China to lift foreign ownership limits
BEIJING: China announced yesterday a timeline to open up its manufacturing sector including scrapping ownership limits for foreign automakers, shipbuilders and aircraft firms — addressing a contentious issue in its trade dispute with the United States.
The liberalisation meets a longtime demand of the US and other countries seeking better access for their companies in the world’s biggest car market and one of the largest markets for air travel.
China currently restricts foreign auto firms to a maximum 50% ownership of joint ventures with local companies.
The country will this year end shareholding limits for new energy vehicle firms such as those that produce electric cars, according to the National Development and Reform Commission (NDRC).
“The move will be followed by commercial vehicles in 2020 and passenger cars in 2022, when it will also abolish restrictions limiting foreign automakers to two joint-venture partners,’’ the NDRC said in a statement.
“After a five-year transition period, the auto sector will lift all restrictions,” it said.
Under the current setup, foreign carmakers must transfer proprietary technology to the joint venture companies they set up — the issue of forced technology transfer has been a top concern for the Trump administration.
“China’s full opening of the manufacturing industry is a clear indication of our opposition to trade and investment protectionism, and shows our clear support to widening and deepening the development of economic globalisation,” the NDRC said.
“Through the full liberalisation of the manufacturing industry, we will support Chinese and foreign companies in achieving common development on a level playing field,” it said.
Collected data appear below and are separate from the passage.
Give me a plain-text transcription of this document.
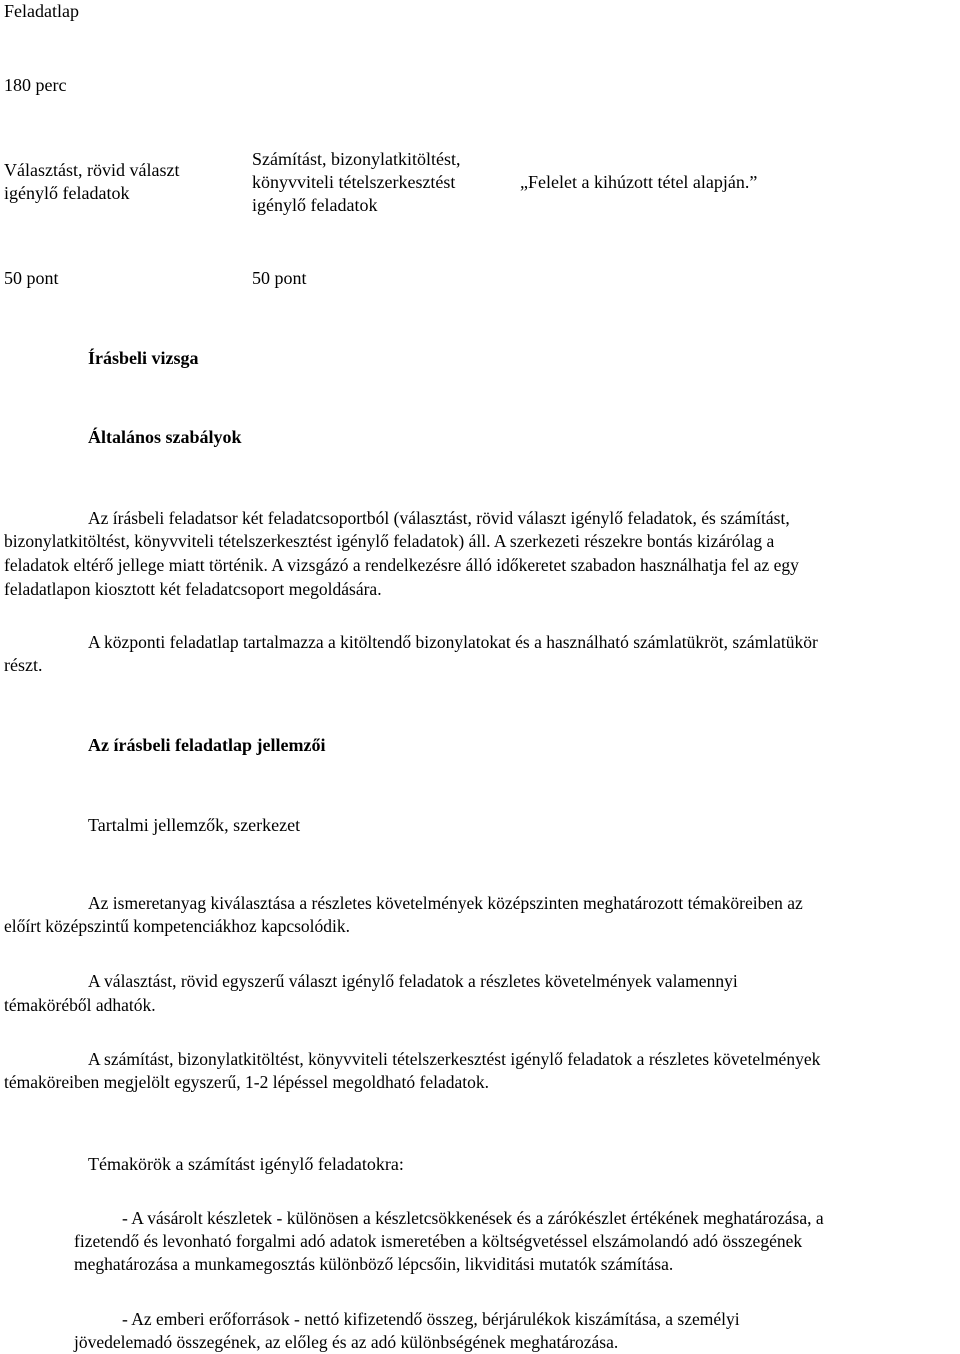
Feladatlap
180 perc
Választást, rövid választ
igénylő feladatok
Számítást, bizonylatkitöltést,
könyvviteli tételszerkesztést
igénylő feladatok
„Felelet a kihúzott tétel alapján.”
50 pont	50 pont
Írásbeli vizsga
Általános szabályok
Az írásbeli feladatsor két feladatcsoportból (választást, rövid választ igénylő feladatok, és számítást,
bizonylatkitöltést, könyvviteli tételszerkesztést igénylő feladatok) áll. A szerkezeti részekre bontás kizárólag a
feladatok eltérő jellege miatt történik. A vizsgázó a rendelkezésre álló időkeretet szabadon használhatja fel az egy
feladatlapon kiosztott két feladatcsoport megoldására.
A központi feladatlap tartalmazza a kitöltendő bizonylatokat és a használható számlatükröt, számlatükör
részt.
Az írásbeli feladatlap jellemzői
Tartalmi jellemzők, szerkezet
Az ismeretanyag kiválasztása a részletes követelmények középszinten meghatározott témaköreiben az
előírt középszintű kompetenciákhoz kapcsolódik.
A választást, rövid egyszerű választ igénylő feladatok a részletes követelmények valamennyi
témaköréből adhatók.
A számítást, bizonylatkitöltést, könyvviteli tételszerkesztést igénylő feladatok a részletes követelmények
témaköreiben megjelölt egyszerű, 1-2 lépéssel megoldható feladatok.
Témakörök a számítást igénylő feladatokra:
- A vásárolt készletek - különösen a készletcsökkenések és a zárókészlet értékének meghatározása, a
fizetendő és levonható forgalmi adó adatok ismeretében a költségvetéssel elszámolandó adó összegének
meghatározása a munkamegosztás különböző lépcsőin, likviditási mutatók számítása.
- Az emberi erőforrások - nettó kifizetendő összeg, bérjárulékok kiszámítása, a személyi
jövedelemadó összegének, az előleg és az adó különbségének meghatározása.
It said it hoped the liberalisations would encourage greater exchanges of capital, technology, management and personnel of Chinese and foreign firms.
President Xi Jinping announced the plans for the auto industry last week without giving any timeline.
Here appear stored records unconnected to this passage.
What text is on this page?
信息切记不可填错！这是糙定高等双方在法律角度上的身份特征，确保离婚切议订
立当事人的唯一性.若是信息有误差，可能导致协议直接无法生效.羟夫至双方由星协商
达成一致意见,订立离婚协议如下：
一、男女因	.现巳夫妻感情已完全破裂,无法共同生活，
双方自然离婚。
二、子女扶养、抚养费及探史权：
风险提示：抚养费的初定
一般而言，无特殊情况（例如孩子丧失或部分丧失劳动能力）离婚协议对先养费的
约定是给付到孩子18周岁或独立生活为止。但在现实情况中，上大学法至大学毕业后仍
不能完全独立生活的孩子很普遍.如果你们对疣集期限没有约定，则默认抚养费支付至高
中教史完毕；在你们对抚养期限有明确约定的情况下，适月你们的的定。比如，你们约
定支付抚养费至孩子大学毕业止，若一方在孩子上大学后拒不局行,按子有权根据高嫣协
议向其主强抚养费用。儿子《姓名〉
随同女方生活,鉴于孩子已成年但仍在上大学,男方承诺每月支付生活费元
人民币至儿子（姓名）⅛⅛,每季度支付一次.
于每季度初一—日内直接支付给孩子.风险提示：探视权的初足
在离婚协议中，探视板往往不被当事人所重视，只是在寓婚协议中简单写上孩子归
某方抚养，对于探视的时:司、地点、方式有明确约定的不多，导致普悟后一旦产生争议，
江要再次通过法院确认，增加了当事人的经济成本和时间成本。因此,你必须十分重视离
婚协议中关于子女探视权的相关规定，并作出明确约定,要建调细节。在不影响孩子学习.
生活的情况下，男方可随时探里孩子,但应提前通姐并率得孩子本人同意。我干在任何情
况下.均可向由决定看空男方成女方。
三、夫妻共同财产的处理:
Xi’s announcement was among a series of measures seen as potential concessions to Trump in the face of a potential trade war, including a pledge to lower car tariffs this year.
Still, after Xi struck the conciliatory note in his speech, Trump showed no indication he would back down from imposing the threatened tariffs on $150 billion worth of Chinese goods, and Beijing said it was ready to hit back in kind.
Officials in Washington say they have grown wary of China’s endless promises that often result in little action. The NDRC announcement could allay those complaints by giving specific dates for completion of the reforms.
The NDRC said t he shipbuilding industry would this year scrap foreign ownership restrictions on firms designing, making and repairing vessels.
It will also lift restrictions on foreign ownership of aircraft manufacturing firms this year, including those that make large-body commercial airliners, regional jets, helicopters, drones and blimps.
But in another move that could exacerbate tensions, China decided yesterday to slap provisional anti-dumping duties on imports of US sorghum, saying its domestic industry has suffered from “substantial damage”..
The Commerce Ministry said it ordered importers to pay Chinese customs a deposit amounting to 178.6% of the value of imported sorghum.
The ministry will make a final ruling after further investigation, which may lead to anti-dumping tariffs.
The US shipped 4.8 million tonnes of sorghum to China last year, a fourteen-fold increase from 317,000 tonnes in 2013, said the ministry’s trade remedy and investigation bureau.